Georgetown University researchers found in the report “African American Employment, Population & Housing Trends in Washington, D.C.” that more than half of all new jobs in the city between 2010 and 2020 required or will require at least a bachelor’s degree.
Meanwhile, there’s a disparate picture in terms of education attainment by race in the District.
The Georgetown researchers, who said they used U.S. census data, reported that 12.3 percent of black residents and 37.1 percent of white residents, had this level of education in 2014.

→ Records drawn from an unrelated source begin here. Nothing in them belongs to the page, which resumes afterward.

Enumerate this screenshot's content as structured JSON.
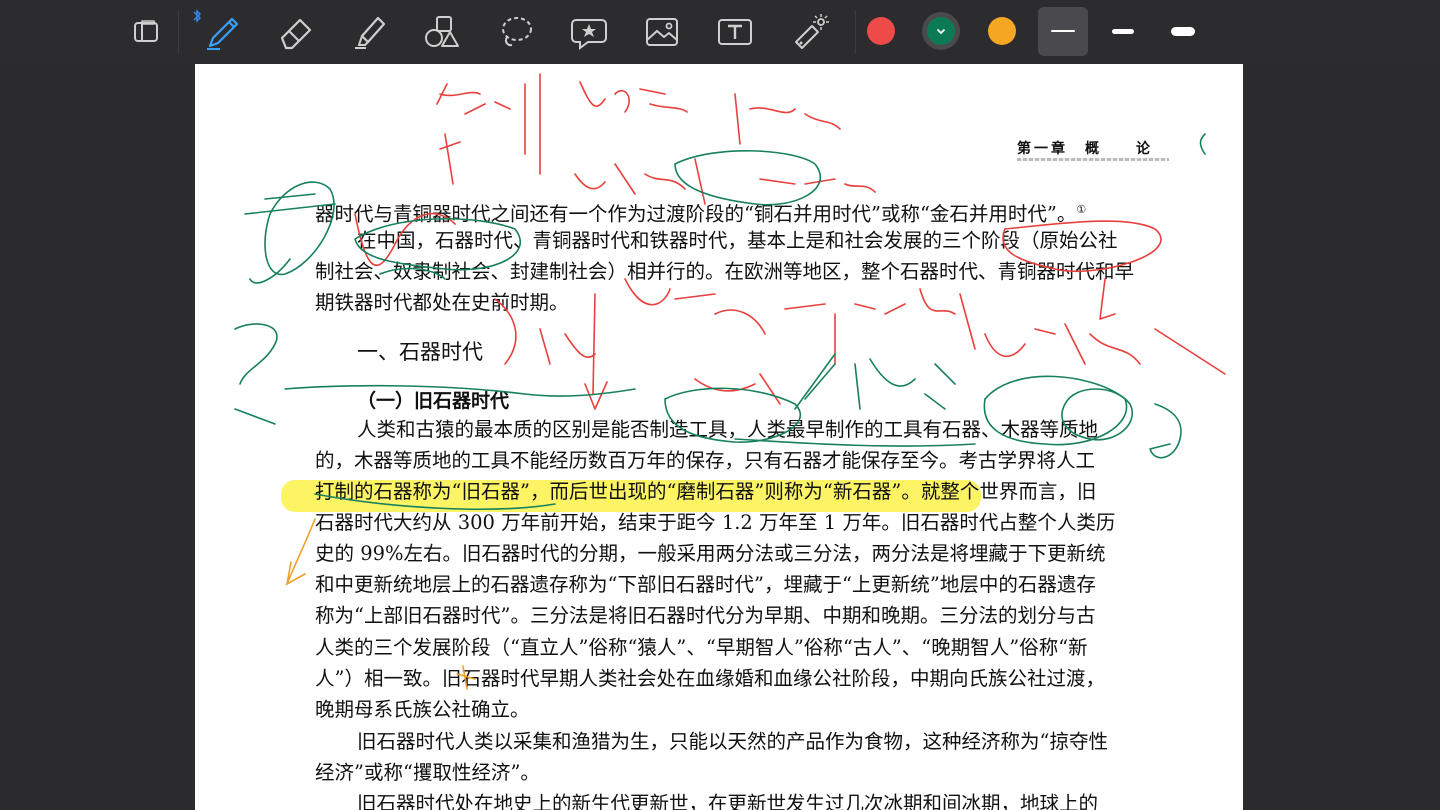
{
  "toolbar": {
    "tools": [
      {
        "name": "sidebar-toggle",
        "icon": "sidebar-icon"
      },
      {
        "name": "pen",
        "icon": "pen-icon",
        "active": true
      },
      {
        "name": "eraser",
        "icon": "eraser-icon"
      },
      {
        "name": "highlighter",
        "icon": "highlighter-icon"
      },
      {
        "name": "shapes",
        "icon": "shapes-icon"
      },
      {
        "name": "lasso",
        "icon": "lasso-icon"
      },
      {
        "name": "sticker",
        "icon": "star-icon"
      },
      {
        "name": "image",
        "icon": "image-icon"
      },
      {
        "name": "text",
        "icon": "text-icon"
      },
      {
        "name": "laser",
        "icon": "laser-pointer-icon"
      }
    ],
    "colors": [
      "#ef4a4a",
      "#0b7a55",
      "#f5a623"
    ],
    "selected_color": "#0b7a55",
    "strokes": [
      "thin",
      "medium",
      "thick"
    ],
    "selected_stroke": "thin"
  },
  "document": {
    "chapter_header": "第一章　概　　论",
    "lines": [
      "器时代与青铜器时代之间还有一个作为过渡阶段的“铜石并用时代”或称“金石并用时代”。",
      "在中国，石器时代、青铜器时代和铁器时代，基本上是和社会发展的三个阶段（原始公社",
      "制社会、奴隶制社会、封建制社会）相并行的。在欧洲等地区，整个石器时代、青铜器时代和早",
      "期铁器时代都处在史前时期。"
    ],
    "footnote_mark": "①",
    "heading1": "一、石器时代",
    "heading2": "（一）旧石器时代",
    "body": [
      "人类和古猿的最本质的区别是能否制造工具，人类最早制作的工具有石器、木器等质地",
      "的，木器等质地的工具不能经历数百万年的保存，只有石器才能保存至今。考古学界将人工",
      "打制的石器称为“旧石器”，而后世出现的“磨制石器”则称为“新石器”。就整个世界而言，旧",
      "石器时代大约从 300 万年前开始，结束于距今 1.2 万年至 1 万年。旧石器时代占整个人类历",
      "史的 99%左右。旧石器时代的分期，一般采用两分法或三分法，两分法是将埋藏于下更新统",
      "和中更新统地层上的石器遗存称为“下部旧石器时代”，埋藏于“上更新统”地层中的石器遗存",
      "称为“上部旧石器时代”。三分法是将旧石器时代分为早期、中期和晚期。三分法的划分与古",
      "人类的三个发展阶段（“直立人”俗称“猿人”、“早期智人”俗称“古人”、“晚期智人”俗称“新",
      "人”）相一致。旧石器时代早期人类社会处在血缘婚和血缘公社阶段，中期向氏族公社过渡，",
      "晚期母系氏族公社确立。",
      "旧石器时代人类以采集和渔猎为生，只能以天然的产品作为食物，这种经济称为“掠夺性",
      "经济”或称“攫取性经济”。",
      "旧石器时代处在地史上的新生代更新世，在更新世发生过几次冰期和间冰期，地球上的"
    ]
  }
}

Those numbers do not take into account people with both bachelor’s and graduate degrees, but figures that include graduate degrees also reflect a racial disparity. When looking at people with bachelor’s degrees or higher, census data shows that 25.6 percent of black residents have at least a bachelor’s degree compared to 92 percent of white residents.
As a result of the education gap, among other factors, the unemployment rate for African Americans in D.C. is over six times higher than for white residents.
African American households in D.C. also saw their median income drop from $42,000 to $38,000 from 2015 to 2016, according to Census data, meaning they make about a third as much as the average white household.
“The city needs to enact policies and better support programs that will ensure that African American residents, who provide invaluable contributions to life in the nation’s capital, have equal economic and educational opportunities and incentives to stay in the District,” said Georgetown history professor and report editor Maurice Jackson.
According to the report, which was commissioned by D.C.’s Commission on African American Affairs, most of the District’s job growth will come from two sectors—professional and business services and education and health services.
Among other recommendations to assist African Americans, the report suggest that the city invest in healthcare initiatives because about 50 percent of new jobs in this industry won’t require advanced degrees. This could be done by giving high school students better resources to become nurses, radiologists, EMTs, and physician’s assistants.
While the city has long invested in apprenticeships in the construction industry, it can expand such programs to include information technology, healthcare, transportation, hospitality, financial services, and government, according to the report.
It also suggests that officials properly enforce initiatives already in place—such as the First Source program, which encourages companies to fill jobs on publicly funded projects in the city with 51 percent of D.C. residents.
The report also points out that many hardworking black residents with “modest means” are being pushed out of the city because of socioeconomic changes due to trends like gentrification. Many black residents end up in the suburbs because they don’t own properties or struggle to pay rising rent costs, which “directly correlate with the fact that many African Americans are stuck with lower-paying jobs and few opportunities for job training to advance.”
In 1970, black people accounted for 71.1 percent of D.C.’s population. By 2015, it dropped below 50 percent for the first time in nearly 60 years—to 48.3 percent.
To keep D.C.’s declining black population in the city, the report suggests that the city create more affordable housing in neighborhoods with higher income levels, invest in poor neighborhoods with rent-to-own housing, create comprehensive affordable housing database, and strengthen penalties for landlords who engage in unfair practices.